There is strong evidence that the genes identified in this study are true HIF regulated genes and not the result of a stress response to viral transduction. The expression profiles for each gene were normalized to control levels from cells that were transduced with control lentiviral vectors. Furthermore, as mentioned above, the activation of potential HIF target genes was only observed in cells that were subjected to a combination of HIF overexpression and hypoxia and not in cells overexpressing HIF in a normoxic environment. The majority of the genes identified as HIF-requiring demonstrated some upregulation in untransduced and control transduced samples following hypoxia, however, the induction of gene expression was not sufficient to classify these genes as differentially regulated using the standard cut off threshold of 2-fold. Many of these genes were probably not previously identified as hypoxically regulated due to this moderate hypoxic response. Nonetheless such genes could have major importance in understanding hypoxic cell death mechanisms and identification of novel therapeutic targets for treating ischemic disease. A very small number of genes showed no hypoxic regulation whatsoever in control samples, however, were upregulated by a combination of HIF overexpression and hypoxia.

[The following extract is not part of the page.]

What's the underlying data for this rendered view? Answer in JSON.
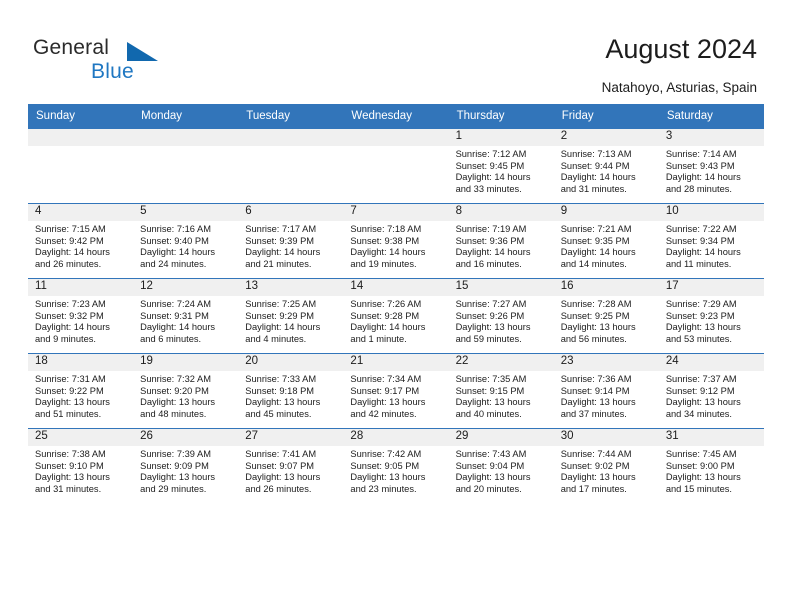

An example of such a gene is gamma-glutaylcysteine synthetase (GGCS) that was highly upregulated above threshold levels (>6-fold) by HIF-2α overexpression under hypoxia but showed no upregulation in hypoxic controls. These genes could represent those that respond to hypoxia in non-neuronal cell types and require levels of HIF expression greater than those observed in neuronal cells. Indeed, GGCS for example has previously been demonstrated to be upregulated in hypoxic tumor cells (O'Dwyer et al., 1994).
In summary, lentiviral vectors were used to bias gene expression in a physiological pathway relevant to stroke. We have identified many novel HIF regulated genes with diverse functions in hypoxia mediated signaling and survival pathways. Further investigation will reveal the importance of these genes in mediating cellular responses to hypoxic stress and as potential targets for the development of therapeutic strategies for the treatment of ischemic disease such as stroke (Karakesisoglou et al., 2000).